A apresentação clínica do ACM caracteriza-se por lesões rosadas, violáceas ou acastanhadas, tumefactas, múltiplas e de tamanho variável (2-15 mm), geralmente unilaterais, em forma de cúpula ou com superfície achatada, podendo coalescer e formar uma estrutura em anel.4 Apesar de a dermatoscopia não ter sido documentada neste caso, nas lesões de ACM podem observar-se áreas de cor avermelhada intercaladas com áreas esbranquiçadas e zonas mais periféricas com um padrão reticulado fino.11 Embora estas características sejam pouco específicas, a dermatoscopia pode ser útil na exclusão de outros diagnósticos.7 No presente caso, as lesões tinham bordos bem definidos e elevados, algumas esboçando uma depressão central, iniciando-se no dorso da mão esquerda e surgindo posteriormente no dorso da mão direita. Pela sua semelhança clínica com o ACM, foram colocados diagnósticos diferenciais de eritema elevatum diutinum e granuloma anular clássico. Estas entidades afetam frequentemente as extremidades, nomeadamente a face dorsal das mãos, formando lesões assintomáticas, isoladas ou múltiplas, geralmente bilaterais.12,13O granuloma anular clássico faz parte das doenças granulomatosas cutâneas. Já o eritema elevatum diutinum é uma vasculite de pequenos vasos. Estes diagnósticos são, assim, facilmente distinguidos através da análise histopatológica. Histopatologicamente, o ACM faz ainda diagnóstico diferencial com dermatofibroma atrófico, que clinicamente se manifesta por lesão única, o que permitiu excluir de imediato este diagnóstico, e com sarcoma de Kaposi, que se caracteriza pela presença de fendas vasculares irregulares, presença de plasmócitos e ausência de células gigantes multinucleadas.14
O ACM é uma doença tendencialmente crónica, de evolução lenta e de carácter benigno.3,5O seu diagnóstico assenta na importância da correlação clínica e histopatológica.

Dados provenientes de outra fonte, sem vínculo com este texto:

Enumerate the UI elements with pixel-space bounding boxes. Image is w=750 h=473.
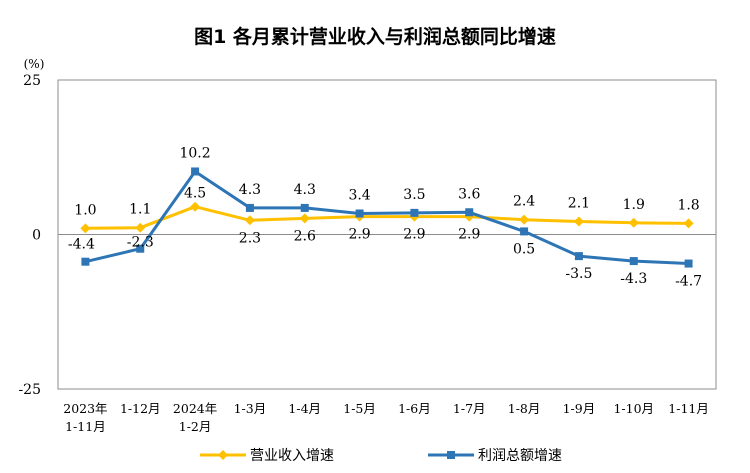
series-marker bbox=[191, 167, 200, 176]
series-marker bbox=[355, 209, 364, 218]
data-labels: 1.0 1.1 4.5 2.3 2.6 2.9 2.9 2.9 2.4 2.1 1.9 1.8 -4.4… bbox=[68, 145, 702, 289]
x-axis: 2023年 1-11月 1-12月 2024年 1-2月 1-3月 1-4月 1-5月 1-6月… bbox=[63, 401, 709, 434]
x-tick-label: 2024年 bbox=[173, 401, 217, 416]
data-label: 3.6 bbox=[458, 186, 480, 202]
series-marker bbox=[81, 257, 90, 266]
series-marker bbox=[684, 259, 693, 268]
x-tick-label: 1-7月 bbox=[453, 401, 486, 416]
series-line-2 bbox=[85, 170, 689, 265]
x-tick-label: 1-2月 bbox=[179, 419, 212, 434]
data-label: 4.3 bbox=[239, 182, 261, 198]
data-label: 2.9 bbox=[458, 227, 480, 243]
data-label: -2.3 bbox=[127, 235, 154, 251]
data-label: 4.3 bbox=[294, 182, 316, 198]
y-tick-label: 0 bbox=[32, 228, 41, 244]
chart-title: 图1 各月累计营业收入与利润总额同比增速 bbox=[194, 26, 556, 48]
series-marker bbox=[136, 244, 145, 253]
y-axis: (%) 25 0 -25 bbox=[18, 57, 44, 398]
x-tick-label: 1-3月 bbox=[234, 401, 267, 416]
series-marker bbox=[410, 208, 419, 217]
data-label: 1.8 bbox=[677, 197, 699, 213]
legend-marker bbox=[447, 451, 455, 459]
y-tick-label: 25 bbox=[23, 73, 41, 89]
series-marker bbox=[465, 208, 474, 217]
x-tick-label: 1-11月 bbox=[668, 401, 709, 416]
x-tick-label: 1-4月 bbox=[288, 401, 321, 416]
x-tick-label: 1-10月 bbox=[613, 401, 654, 416]
y-axis-unit-label: (%) bbox=[24, 57, 45, 71]
series-marker bbox=[190, 201, 201, 212]
x-tick-label: 1-12月 bbox=[120, 401, 161, 416]
data-label: 1.9 bbox=[623, 197, 645, 213]
series-line-1 bbox=[85, 205, 689, 230]
data-label: 0.5 bbox=[513, 241, 535, 257]
series-marker bbox=[519, 214, 530, 225]
y-tick-label: -25 bbox=[18, 382, 41, 398]
data-label: -4.3 bbox=[620, 271, 647, 287]
x-tick-label: 1-9月 bbox=[563, 401, 596, 416]
data-label: -3.5 bbox=[565, 266, 592, 282]
data-label: 2.4 bbox=[513, 194, 535, 210]
legend-marker bbox=[218, 450, 228, 460]
data-label: 3.5 bbox=[403, 187, 425, 203]
legend: 营业收入增速 利润总额增速 bbox=[200, 448, 562, 464]
data-label: 2.9 bbox=[348, 227, 370, 243]
data-label: 4.5 bbox=[184, 186, 206, 202]
data-label: 2.3 bbox=[239, 230, 261, 246]
series-marker bbox=[80, 223, 91, 234]
x-tick-label: 1-6月 bbox=[398, 401, 431, 416]
data-label: 2.9 bbox=[403, 227, 425, 243]
legend-item-1: 营业收入增速 bbox=[200, 448, 334, 464]
x-tick-label: 1-11月 bbox=[65, 419, 106, 434]
x-tick-label: 1-5月 bbox=[343, 401, 376, 416]
data-label: 10.2 bbox=[179, 145, 210, 161]
series-marker bbox=[245, 203, 254, 212]
series-marker bbox=[628, 217, 639, 228]
legend-item-2: 利润总额增速 bbox=[428, 448, 562, 464]
series-marker bbox=[574, 252, 583, 261]
data-label: -4.4 bbox=[68, 237, 95, 253]
series-marker bbox=[244, 215, 255, 226]
data-label: 2.1 bbox=[568, 196, 590, 212]
data-label: 2.6 bbox=[294, 228, 316, 244]
series-marker bbox=[135, 222, 146, 233]
series-marker bbox=[573, 216, 584, 227]
series-marker bbox=[683, 218, 694, 229]
data-label: 1.0 bbox=[74, 202, 96, 218]
data-label: 1.1 bbox=[129, 202, 151, 218]
series-marker bbox=[299, 213, 310, 224]
series-marker bbox=[629, 257, 638, 266]
series-marker bbox=[520, 227, 529, 236]
x-tick-label: 2023年 bbox=[63, 401, 107, 416]
series-marker bbox=[300, 203, 309, 212]
series-layer bbox=[80, 167, 694, 268]
legend-label: 营业收入增速 bbox=[250, 448, 334, 464]
legend-label: 利润总额增速 bbox=[478, 448, 562, 464]
data-label: -4.7 bbox=[675, 274, 702, 290]
x-tick-label: 1-8月 bbox=[508, 401, 541, 416]
data-label: 3.4 bbox=[348, 187, 370, 203]
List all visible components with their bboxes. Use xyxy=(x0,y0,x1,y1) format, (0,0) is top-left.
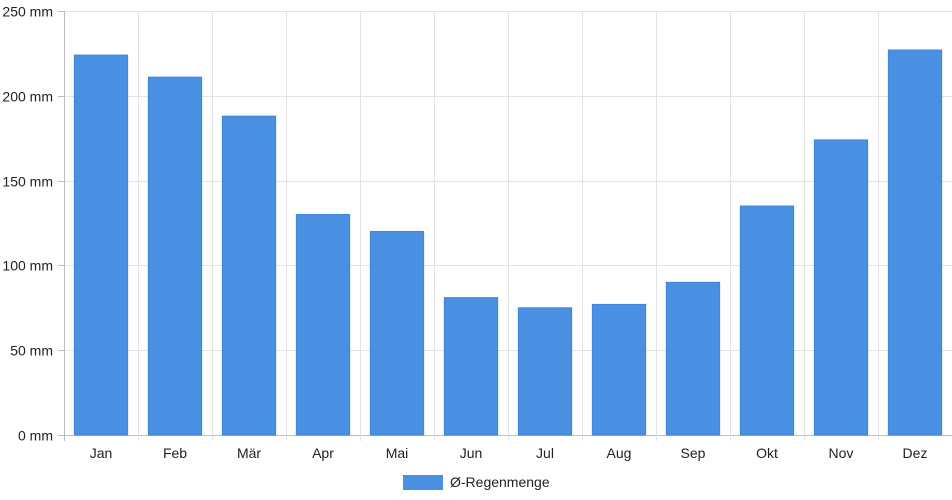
y-tick-label: 200 mm xyxy=(2,89,53,105)
y-tick-label: 100 mm xyxy=(2,258,53,274)
x-tick-label: Mai xyxy=(386,445,409,461)
x-tick-label: Nov xyxy=(829,445,854,461)
x-tick-label: Jan xyxy=(90,445,113,461)
bar-apr[interactable] xyxy=(295,214,351,436)
legend-swatch[interactable] xyxy=(403,475,443,490)
bar-mär[interactable] xyxy=(221,115,277,436)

Não foram identificadas características histológicas de malignidade.3 Existem casos raros de envolvimento generalizado do tegumento3 e ainda alguns casos de envolvimento extracutâneo, nomeadamente envolvimento da órbita15 e da mucosa oral.16 Não é necessário qualquer tratamento e não existem terapêuticas formalmente definidas, havendo alguns relatos de remissão espontânea.6 Contudo, o doente pode procurar tratamento por razões estéticas, existindo casos descritos de sucesso terapêutico com a remoção cirúrgica, crioterapia, laser pulsado de contraste, laser Argon, luz intensa pulsada e laser CO2, sendo a evidência científica limitada.5
Deste relato de caso destaca-se o facto de se tratar de um indivíduo do sexo masculino, o que questiona a etiopatogenia do ACM no que respeita ao papel dos estrogénios.
Pretende-se também contribuir para a divulgação dos aspetos do diagnóstico e prognóstico desta entidade clínica rara, que é exemplificativa da importância da correlação clinicopatológica em Dermatologia.